Matt Johnson's comedy-drama BlackBerry makes me proud to be Canadian. The thrilling tale of the corporation's rapid rise and fall immerses audiences in late-'90s and early-aughts Ontario realness, complete with Timbits and a Waterloo deep cut. Jay Baruchel plays against type as the timid tech genius Mike Lazaridis, who co-founded Research in Motion with his childhood friend Doug Fregin (played by Johnson). Glenn Howerton, in arguably his best performance (so far), chews scenery as the raging force-of-nature Jim Balsillie, a C-suite exec whose aggressive business practices gave RIM the early edge it needed to compete in the marketplace. BlackBerry mixes a documentary-style "fly on the wall" cinematic approach with palpable tension and biting dialogue, creating a feeling of intimacy that amplifies the drama unfolding on screen.
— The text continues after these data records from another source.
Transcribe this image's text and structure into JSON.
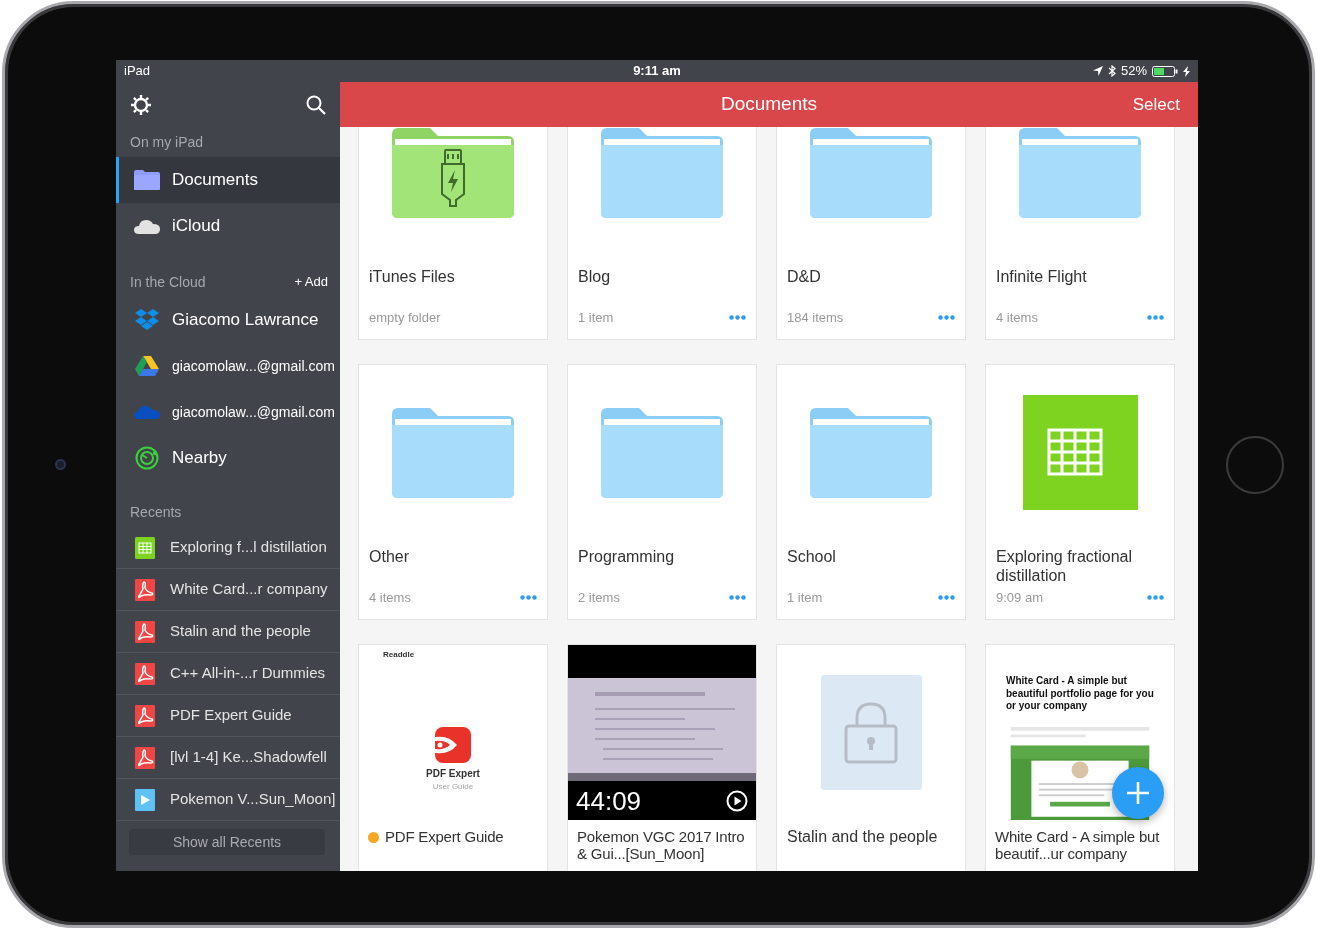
{
  "status_bar": {
    "device": "iPad",
    "time": "9:11 am",
    "battery": "52%"
  },
  "sidebar": {
    "sections": [
      {
        "title": "On my iPad",
        "items": [
          {
            "label": "Documents",
            "kind": "folder",
            "selected": true
          },
          {
            "label": "iCloud",
            "kind": "icloud",
            "selected": false
          }
        ]
      },
      {
        "title": "In the Cloud",
        "action": "+ Add",
        "items": [
          {
            "label": "Giacomo Lawrance",
            "kind": "dropbox",
            "selected": false
          },
          {
            "label": "giacomolaw...@gmail.com",
            "kind": "gdrive",
            "selected": false
          },
          {
            "label": "giacomolaw...@gmail.com",
            "kind": "onedrive",
            "selected": false
          },
          {
            "label": "Nearby",
            "kind": "nearby",
            "selected": false
          }
        ]
      }
    ],
    "recents": {
      "title": "Recents",
      "button": "Show all Recents",
      "items": [
        {
          "label": "Exploring f...l distillation",
          "kind": "sheet"
        },
        {
          "label": "White Card...r company",
          "kind": "pdf"
        },
        {
          "label": "Stalin and the people",
          "kind": "pdf"
        },
        {
          "label": "C++ All-in-...r Dummies",
          "kind": "pdf"
        },
        {
          "label": "PDF Expert Guide",
          "kind": "pdf"
        },
        {
          "label": "[lvl 1-4] Ke...Shadowfell",
          "kind": "pdf"
        },
        {
          "label": "Pokemon V...Sun_Moon]",
          "kind": "video"
        }
      ]
    }
  },
  "header": {
    "title": "Documents",
    "action": "Select"
  },
  "cards": [
    {
      "kind": "itunes",
      "title": "iTunes Files",
      "subtitle": "empty folder",
      "menu": false
    },
    {
      "kind": "folder",
      "title": "Blog",
      "subtitle": "1 item",
      "menu": true
    },
    {
      "kind": "folder",
      "title": "D&D",
      "subtitle": "184 items",
      "menu": true
    },
    {
      "kind": "folder",
      "title": "Infinite Flight",
      "subtitle": "4 items",
      "menu": true
    },
    {
      "kind": "folder",
      "title": "Other",
      "subtitle": "4 items",
      "menu": true
    },
    {
      "kind": "folder",
      "title": "Programming",
      "subtitle": "2 items",
      "menu": true
    },
    {
      "kind": "folder",
      "title": "School",
      "subtitle": "1 item",
      "menu": true
    },
    {
      "kind": "sheet",
      "title": "Exploring fractional distillation",
      "subtitle": "9:09 am",
      "menu": true
    },
    {
      "kind": "pdf",
      "title": "PDF Expert Guide",
      "color": "#f5a623",
      "thumb": {
        "publisher": "Readdle",
        "name": "PDF Expert",
        "note": "User Guide"
      }
    },
    {
      "kind": "video",
      "title": "Pokemon VGC 2017 Intro & Gui...[Sun_Moon]",
      "thumb": {
        "duration": "44:09"
      }
    },
    {
      "kind": "locked",
      "title": "Stalin and the people"
    },
    {
      "kind": "document",
      "title": "White Card - A simple but beautif...ur company",
      "thumb": {
        "heading": "White Card - A simple but beautiful portfolio page for you or your company"
      }
    }
  ]
}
Although the film is an exaggerated version of history, there's an emotional truth running throughout, making for a deeply satisfying watch.
Sarah Bea Milner

2. The Zone of Interest
Directed by Jonathan Glazer
(Elevation Pictures)


Playing like a horror film where the most gruesome aspects occur off screen, Jonathan Glazer's The Zone of Interest is not easily forgotten. What's so remarkable about the film is how mundane it all is. Observing Auschwitz commandant Rudolf Höss (Christian Friedel) and his wife Hedwig (Sandra Hüller) as they go about their daily lives in their home on the grounds of the concentration camp, audiences are lulled into a comfortable rhythm that's only occasionally broken when the screen turns red and we're alerted to the horrors transpiring on the other side of the garden wall. In Glazer's skilful hands, The Zone of Interest presents a version of the Holocaust that is rarely seen on film. It's a chilling work that forces viewers to reflect on how people can turn their backs on the mass suffering of others when accountability and humanity are absent.
Courtney Small

1. Past Lives
Directed by Celine Song
(Elevation Pictures)


Past Lives considers romance in the wrong place at the wrong time, and the beauty inherent in that disconnect. Celine Song, in her directorial debut, brings together two kids on the cusp of first love, and promptly tears them apart. As they both grow and mature on opposite sides of the world, Hae Sung (Teo Yoo) and Nora (Greta Lee) never forget each other or their enduring bond as they continue to cross paths. Through a heartfelt and layered script, Song grants Hae Sung, Nora and her audience the grace and patience love demands but doesn't always receive. Her film serves as a reminder that the tortured cracks in life are worth the joy that created them, even if it ends in heartache. Every now and then, a love story comes our way that stirs the soul and roots itself deep into the subconscious, and Past Lives has done just that.